Their image owes a lot to punk, with black and pink team colours, and a Sex Pistols-style club badge, complete with safety pin. Many of the girls sport fishnet tights beneath their hot pants, but Lady Frankenstein has learnt from bitter experience that this is not always a great idea. "I don't fancy the fishnet burn," she grimaces. "If you fall over wearing those the pattern is friction-burned all over your legs."
Despite the skimpy outfits, all the skaters wear full protective gear – helments, knee, elbow and wrist guards, and gum shields. Injuries are not uncommon in this hard-as-nails sport so any protection is welcome.

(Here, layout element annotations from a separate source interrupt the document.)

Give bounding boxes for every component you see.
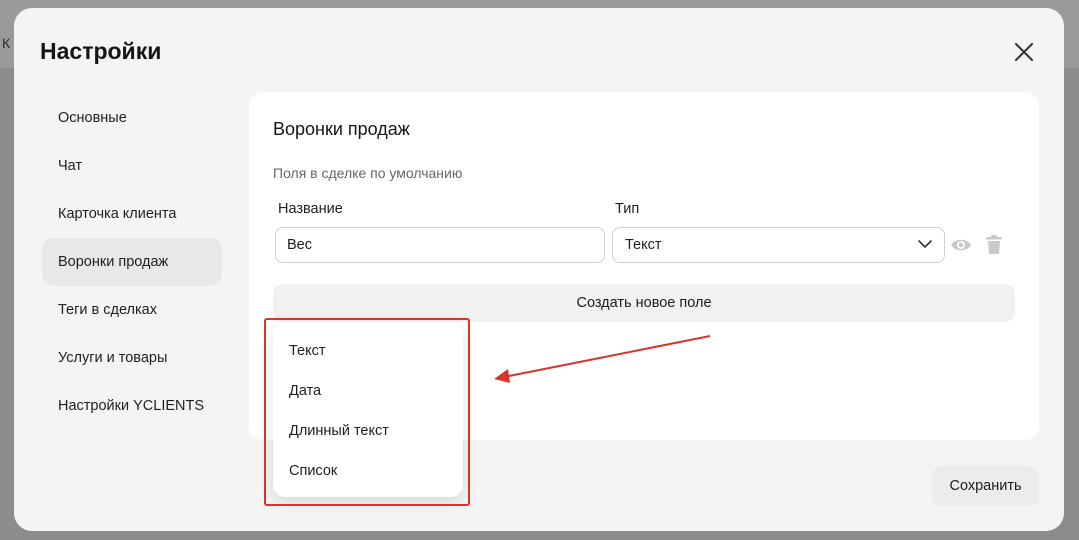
name-column-label: Название — [278, 201, 343, 217]
sidebar-item-sales-funnels[interactable]: Воронки продаж — [42, 238, 222, 286]
sidebar-item-services-products[interactable]: Услуги и товары — [42, 334, 222, 382]
field-name-input[interactable]: Вес — [275, 227, 605, 263]
settings-modal: Настройки Основные Чат Карточка клиента … — [14, 8, 1064, 531]
sidebar-item-yclients-settings[interactable]: Настройки YCLIENTS — [42, 382, 222, 430]
settings-sidebar: Основные Чат Карточка клиента Воронки пр… — [42, 94, 222, 430]
create-field-button[interactable]: Создать новое поле — [273, 284, 1015, 322]
type-column-label: Тип — [615, 201, 640, 217]
close-icon[interactable] — [1010, 38, 1038, 66]
field-type-value: Текст — [625, 237, 662, 253]
sidebar-item-client-card[interactable]: Карточка клиента — [42, 190, 222, 238]
arrow-annotation — [494, 335, 711, 383]
save-button[interactable]: Сохранить — [932, 466, 1039, 506]
section-title: Воронки продаж — [273, 119, 410, 139]
trash-icon[interactable] — [986, 235, 1002, 260]
background-text: К — [2, 35, 11, 51]
sidebar-item-basic[interactable]: Основные — [42, 94, 222, 142]
field-type-select[interactable]: Текст — [612, 227, 945, 263]
annotation-highlight-box — [264, 318, 470, 506]
sidebar-item-deal-tags[interactable]: Теги в сделках — [42, 286, 222, 334]
modal-title: Настройки — [40, 38, 162, 64]
eye-icon[interactable] — [950, 235, 972, 260]
sidebar-item-chat[interactable]: Чат — [42, 142, 222, 190]
chevron-down-icon — [918, 240, 932, 248]
section-subtitle: Поля в сделке по умолчанию — [273, 165, 463, 181]
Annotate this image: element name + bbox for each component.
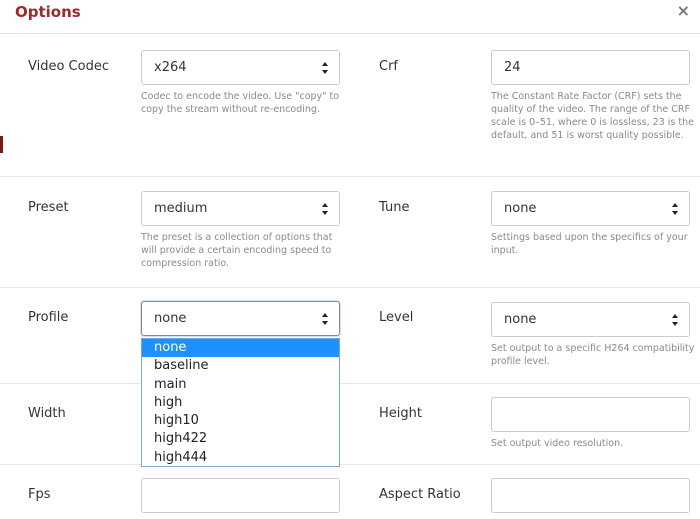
row-divider <box>0 383 700 384</box>
crf-input[interactable]: 24 <box>491 50 690 85</box>
width-label: Width <box>28 406 66 421</box>
profile-select[interactable]: none <box>141 301 340 336</box>
preset-label: Preset <box>28 200 69 215</box>
row-divider <box>0 176 700 177</box>
level-value: none <box>504 312 537 327</box>
profile-value: none <box>154 311 187 326</box>
profile-label: Profile <box>28 310 69 325</box>
preset-value: medium <box>154 201 208 216</box>
profile-option-high[interactable]: high <box>142 394 339 412</box>
tune-label: Tune <box>379 200 410 215</box>
height-help: Set output video resolution. <box>491 438 624 449</box>
tune-value: none <box>504 201 537 216</box>
level-help: Set output to a specific H264 compatibil… <box>491 343 695 367</box>
fps-label: Fps <box>28 487 51 502</box>
profile-option-main[interactable]: main <box>142 376 339 394</box>
crf-label: Crf <box>379 59 398 74</box>
modal-header: Options × <box>0 0 700 34</box>
select-caret-icon <box>672 203 678 215</box>
aspect-ratio-input[interactable] <box>491 478 690 513</box>
select-caret-icon <box>322 203 328 215</box>
video-codec-select[interactable]: x264 <box>141 50 340 85</box>
level-select[interactable]: none <box>491 302 690 337</box>
video-codec-label: Video Codec <box>28 59 109 74</box>
row-divider <box>0 464 700 465</box>
tune-help: Settings based upon the specifics of you… <box>491 232 688 256</box>
options-modal: Options × Video Codec x264 Codec to enco… <box>0 0 700 519</box>
profile-option-high10[interactable]: high10 <box>142 412 339 430</box>
modal-title: Options <box>15 3 81 21</box>
profile-option-baseline[interactable]: baseline <box>142 357 339 375</box>
row-divider <box>0 287 700 288</box>
profile-dropdown-list[interactable]: none baseline main high high10 high422 h… <box>141 338 340 467</box>
aspect-ratio-label: Aspect Ratio <box>379 487 461 502</box>
level-label: Level <box>379 310 414 325</box>
video-codec-value: x264 <box>154 60 187 75</box>
preset-help: The preset is a collection of options th… <box>141 232 333 269</box>
crf-help: The Constant Rate Factor (CRF) sets the … <box>491 91 694 141</box>
profile-option-none[interactable]: none <box>142 339 339 358</box>
video-codec-help: Codec to encode the video. Use "copy" to… <box>141 91 340 115</box>
select-caret-icon <box>672 314 678 326</box>
crf-value: 24 <box>504 60 521 75</box>
height-input[interactable] <box>491 397 690 432</box>
select-caret-icon <box>322 62 328 74</box>
profile-option-high444[interactable]: high444 <box>142 449 339 467</box>
close-icon[interactable]: × <box>677 2 690 20</box>
preset-select[interactable]: medium <box>141 191 340 226</box>
fps-input[interactable] <box>141 478 340 513</box>
profile-option-high422[interactable]: high422 <box>142 430 339 448</box>
height-label: Height <box>379 406 422 421</box>
select-caret-icon <box>322 313 328 325</box>
tune-select[interactable]: none <box>491 191 690 226</box>
left-edge-marker <box>0 136 3 153</box>
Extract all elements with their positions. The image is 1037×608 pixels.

"You've gotta be prepared to get bruised," Lady Frankenstein laughs. "We've had a couple of broken ankles and some really spectacular faceplants."
To "faceplant" is to suffer a particularly ignominious fall. Perhaps the most gruesome of these so far was that by Anna Monoxide, an unfortunate former member of the London Rollergirls who injured her face badly after forgetting to put her hands out as she careered into a wall. There are unruly versions of the game in the US, where violent smack-downs and even fist fights are not uncommon. In the UK there is a strict set of rules to prevent too much elbowing, tripping or grabbing, but pile-ups and shouting matches still occur.

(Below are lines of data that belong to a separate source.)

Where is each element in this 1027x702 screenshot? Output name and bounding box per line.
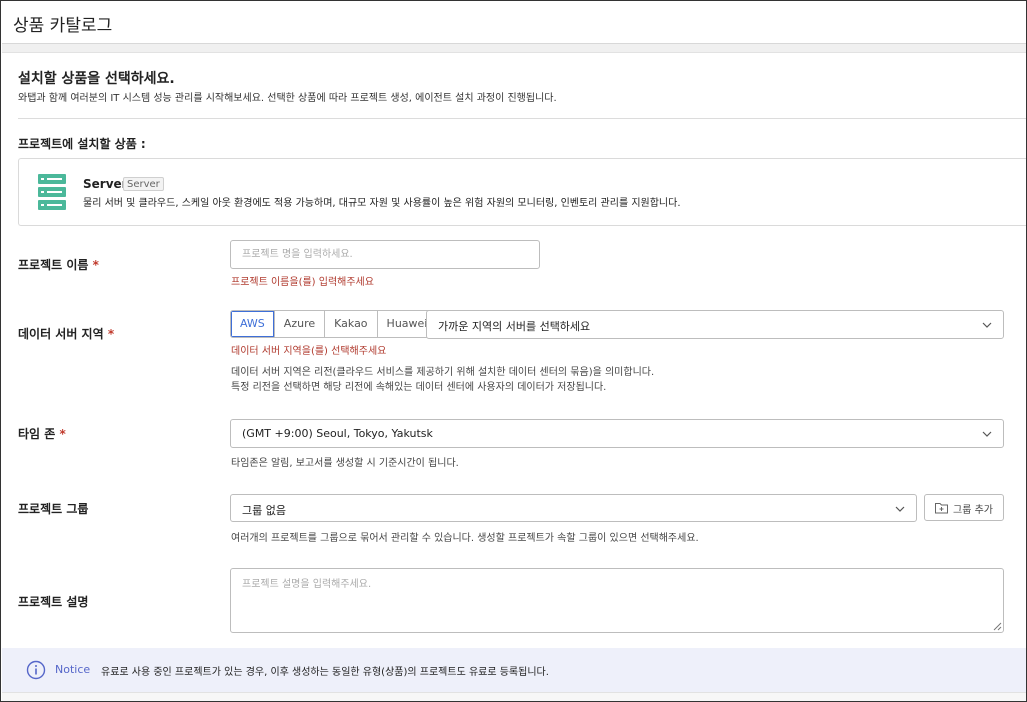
group-select-value: 그룹 없음 (242, 504, 286, 517)
section-subheading: 와탭과 함께 여러분의 IT 시스템 성능 관리를 시작해보세요. 선택한 상품… (18, 93, 557, 104)
region-select[interactable]: 가까운 지역의 서버를 선택하세요 (426, 310, 1004, 339)
group-help: 여러개의 프로젝트를 그룹으로 묶어서 관리할 수 있습니다. 생성할 프로젝트… (231, 533, 699, 544)
project-name-label: 프로젝트 이름 * (18, 256, 99, 273)
section-divider (18, 118, 1026, 119)
info-icon (26, 660, 46, 680)
region-label-text: 데이터 서버 지역 (18, 327, 104, 341)
folder-add-icon (935, 503, 948, 514)
timezone-help: 타임존은 알림, 보고서를 생성할 시 기준시간이 됩니다. (231, 458, 459, 469)
footer-divider (2, 692, 1026, 701)
timezone-select-value: (GMT +9:00) Seoul, Tokyo, Yakutsk (242, 427, 433, 440)
project-name-label-text: 프로젝트 이름 (18, 258, 89, 272)
region-help-line-2: 특정 리전을 선택하면 해당 리전에 속해있는 데이터 센터에 사용자의 데이터… (231, 382, 607, 393)
group-select[interactable]: 그룹 없음 (230, 494, 917, 522)
timezone-select[interactable]: (GMT +9:00) Seoul, Tokyo, Yakutsk (230, 419, 1004, 448)
region-error: 데이터 서버 지역을(를) 선택해주세요 (231, 346, 387, 357)
chevron-down-icon (982, 322, 992, 328)
product-description: 물리 서버 및 클라우드, 스케일 아웃 환경에도 적용 가능하며, 대규모 자… (83, 198, 681, 209)
page-title: 상품 카탈로그 (13, 16, 113, 36)
timezone-label: 타임 존 * (18, 425, 66, 442)
chevron-down-icon (895, 506, 905, 512)
notice-banner: Notice 유료로 사용 중인 프로젝트가 있는 경우, 이후 생성하는 동일… (2, 648, 1026, 692)
product-card[interactable]: Server Server 물리 서버 및 클라우드, 스케일 아웃 환경에도 … (18, 158, 1026, 226)
region-label: 데이터 서버 지역 * (18, 325, 114, 342)
timezone-label-text: 타임 존 (18, 427, 56, 441)
description-label: 프로젝트 설명 (18, 593, 88, 610)
server-icon (38, 174, 66, 210)
provider-kakao-button[interactable]: Kakao (325, 311, 378, 337)
region-help: 데이터 서버 지역은 리전(클라우드 서비스를 제공하기 위해 설치한 데이터 … (231, 365, 654, 395)
required-mark: * (92, 258, 99, 272)
required-mark: * (107, 327, 115, 341)
add-group-button[interactable]: 그룹 추가 (924, 494, 1004, 521)
group-label: 프로젝트 그룹 (18, 500, 88, 517)
resize-handle-icon[interactable] (992, 621, 1002, 631)
section-heading: 설치할 상품을 선택하세요. (18, 71, 175, 87)
chevron-down-icon (982, 431, 992, 437)
required-mark: * (59, 427, 66, 441)
header-divider (2, 44, 1026, 53)
cloud-provider-selector: AWS Azure Kakao Huawei (230, 310, 438, 338)
region-help-line-1: 데이터 서버 지역은 리전(클라우드 서비스를 제공하기 위해 설치한 데이터 … (231, 367, 655, 378)
project-name-input[interactable] (230, 240, 540, 269)
add-group-label: 그룹 추가 (953, 505, 993, 516)
description-label-text: 프로젝트 설명 (18, 595, 89, 609)
provider-azure-button[interactable]: Azure (274, 311, 326, 337)
notice-label: Notice (55, 663, 91, 676)
region-select-value: 가까운 지역의 서버를 선택하세요 (438, 320, 591, 333)
title-bar: 상품 카탈로그 (2, 2, 1026, 44)
product-name: Server (83, 177, 128, 191)
project-description-textarea[interactable] (230, 568, 1004, 633)
notice-text: 유료로 사용 중인 프로젝트가 있는 경우, 이후 생성하는 동일한 유형(상품… (101, 667, 549, 678)
app-window: 상품 카탈로그 설치할 상품을 선택하세요. 와탭과 함께 여러분의 IT 시스… (0, 0, 1027, 702)
install-product-label: 프로젝트에 설치할 상품 : (18, 137, 146, 151)
product-type-badge: Server (123, 177, 164, 191)
group-label-text: 프로젝트 그룹 (18, 502, 89, 516)
project-name-error: 프로젝트 이름을(를) 입력해주세요 (231, 277, 374, 288)
provider-aws-button[interactable]: AWS (231, 311, 275, 337)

"I guess the closest sport is rugby," said Lady Frankenstein, whose job it is to enforce order.
One of the key legal moves to get your opponent out of the way is a " booty block". The shove, which Lady Frankenstein demonstrates with a flick of the hips, only compounds the sexy image of the game, whose physicality and skimpy outfits have attracted an army of male fans. Like wrestlers, each skater takes on a pseudonym which they play up to on the track. One tall blonde woman becomes Bambi Manslaughter, while the frightening-looking captain of Team Black is Correctional Felicity.
Ruth Morgan, with the unnerving name Rose Hypnol, said: "There's a whole range of women who skate with the club: lawyers, social workers and teachers. But while they may have a retiring day job, when they put their skates on they become their derby personas."
With more than 9,000 players registered internationally, and around 200 leagues worldwide, roller derby is rapidly becoming the next big thing. After this weekend, the UK can look forward to its own roller revolution, as London's punk skaters stage their biggest showdown yet.